Cai S, Chen P, Zhu Y
Department of Respiratory Medicine, The Second Affiliated Hospital, Central South University, Changsha 410011, China.
Zhonghua Jie He He Hu Xi Za Zhi. 2001 Jul;24(7):429-32.
To investigate the levels of macrophage inflammatory protein-1alpha (MIP-1alpha) and gelatinase-B (MMP-9) in bronchial alveolar lavage fluids (BALF) and supernatants of the cultured alveolar macrophages (AM) in patients with chronic bronchitis (CB) and chronic obstructive pulmonary disease (COPD).

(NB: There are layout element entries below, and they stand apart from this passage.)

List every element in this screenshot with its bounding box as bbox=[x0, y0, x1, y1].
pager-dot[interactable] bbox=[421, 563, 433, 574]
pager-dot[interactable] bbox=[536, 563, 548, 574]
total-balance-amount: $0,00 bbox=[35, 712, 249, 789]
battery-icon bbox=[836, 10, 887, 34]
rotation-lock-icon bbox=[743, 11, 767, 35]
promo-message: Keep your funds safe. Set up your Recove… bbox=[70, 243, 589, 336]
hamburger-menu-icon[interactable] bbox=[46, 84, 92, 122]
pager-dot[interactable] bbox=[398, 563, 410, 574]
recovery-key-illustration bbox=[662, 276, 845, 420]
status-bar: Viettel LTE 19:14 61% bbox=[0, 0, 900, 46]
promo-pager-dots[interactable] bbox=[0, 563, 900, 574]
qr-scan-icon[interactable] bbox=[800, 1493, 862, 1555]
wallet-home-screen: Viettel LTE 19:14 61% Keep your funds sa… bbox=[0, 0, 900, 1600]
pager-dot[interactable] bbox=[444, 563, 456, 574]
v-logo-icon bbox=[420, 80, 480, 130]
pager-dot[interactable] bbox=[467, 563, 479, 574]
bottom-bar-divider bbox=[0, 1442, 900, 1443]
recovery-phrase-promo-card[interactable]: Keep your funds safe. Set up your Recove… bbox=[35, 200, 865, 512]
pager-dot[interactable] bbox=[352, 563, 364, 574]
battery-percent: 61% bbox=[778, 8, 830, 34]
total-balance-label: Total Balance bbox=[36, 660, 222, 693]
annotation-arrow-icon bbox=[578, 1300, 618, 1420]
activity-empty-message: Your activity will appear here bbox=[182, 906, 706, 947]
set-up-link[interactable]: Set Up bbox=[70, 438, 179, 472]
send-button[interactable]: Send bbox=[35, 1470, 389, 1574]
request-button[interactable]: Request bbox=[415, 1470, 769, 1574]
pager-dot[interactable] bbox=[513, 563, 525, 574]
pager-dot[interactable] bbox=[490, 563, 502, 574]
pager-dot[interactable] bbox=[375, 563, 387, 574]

Bronchial alveolar lavage (BAL) was performed bronchoscopically in CB group, COPD group, and control group. Total cells were counted using hemacytometer. Differential cell counts were made with Wright's stained cell smear. The levels of MIP-1alpha, MMP-9 in BALF and in supernatants of cultured AMs were measured by ELISA.
The numbers of AMs and neutrophils in BALF in patients with CB and COPD groups were significantly higher than those in control group (P < 0.05). The levels of MIP-1alpha and MMP-9 in BALF and the supernatants of cultured AMs in patients with CB and COPD groups were higher than those in control group (P < 0.05). The levels of MIP-1alpha and MMP-9 in BALF were positively correlated with those in the supernatants of cultured AMs (r = 0.253, P < 0.05; r = 0.529, P < 0.01). The number of AMs in BALF was positively correlated with the level of MIP-1alpha and MMP-9 in BALF (r = 0.558, P < 0.01; r = 0.405, P < 0.01). Both AMs counts and the levels of MIP-1alpha, MMP-9 in BALF were inversely correlated with FEV(1.0)%pred (r = -0.322, P < 0.05; r = -0.319, P < 0.05; r = -0.616, P < 0.01). The levels of MIP-1alpha and MMP-9 in supernatants of the culture AMs were increased significantly after LPS stimulation (P < 0.05).
AMs, which may be the most important cellular source of MIP-1alpha and MMP-9 in COPD, accelerate MIP-1alpha and MMP-9 accumulation in the lung, which exaggerates inflammation process in the airway.
探讨慢性支气管炎(CB)和慢性阻塞性肺疾病(COPD)患者支气管肺泡灌洗液(BALF)及培养的肺泡巨噬细胞(AM)上清液中巨噬细胞炎性蛋白-1α(MIP-1α)和明胶酶-B(MMP-9)的水平。
对CB组、COPD组和对照组患者进行支气管镜下支气管肺泡灌洗(BAL)。用血细胞计数板计数总细胞数。用瑞氏染色细胞涂片进行细胞分类计数。采用酶联免疫吸附测定法(ELISA)检测BALF及培养的AMs上清液中MIP-1α、MMP-9的水平。
CB组和COPD组患者BALF中AMs和中性粒细胞数量显著高于对照组(P<0.05)。CB组和COPD组患者BALF及培养的AMs上清液中MIP-1α和MMP-9水平高于对照组(P<0.05)。BALF中MIP-1α和MMP-9水平与培养的AMs上清液中的水平呈正相关(r=0.253,P<0.05;r=0.529,P<0.01)。BALF中AMs数量与BALF中MIP-1α和MMP-9水平呈正相关(r=0.558,P<0.01;r=0.405,P<0.01)。BALF中AMs计数以及MIP-1α、MMP-9水平均与FEV(1.0)%pred呈负相关(r=-0.322,P<0.05;r=-0.319,P<0.05;r=-0.616,P<0.01)。脂多糖(LPS)刺激后,培养的AMs上清液中MIP-1α和MMP-9水平显著升高(P<0.05)。
AMs可能是COPD中MIP-1α和MMP-9最重要的细胞来源,可促使MIP-1α和MMP-9在肺内蓄积,从而加剧气道炎症过程。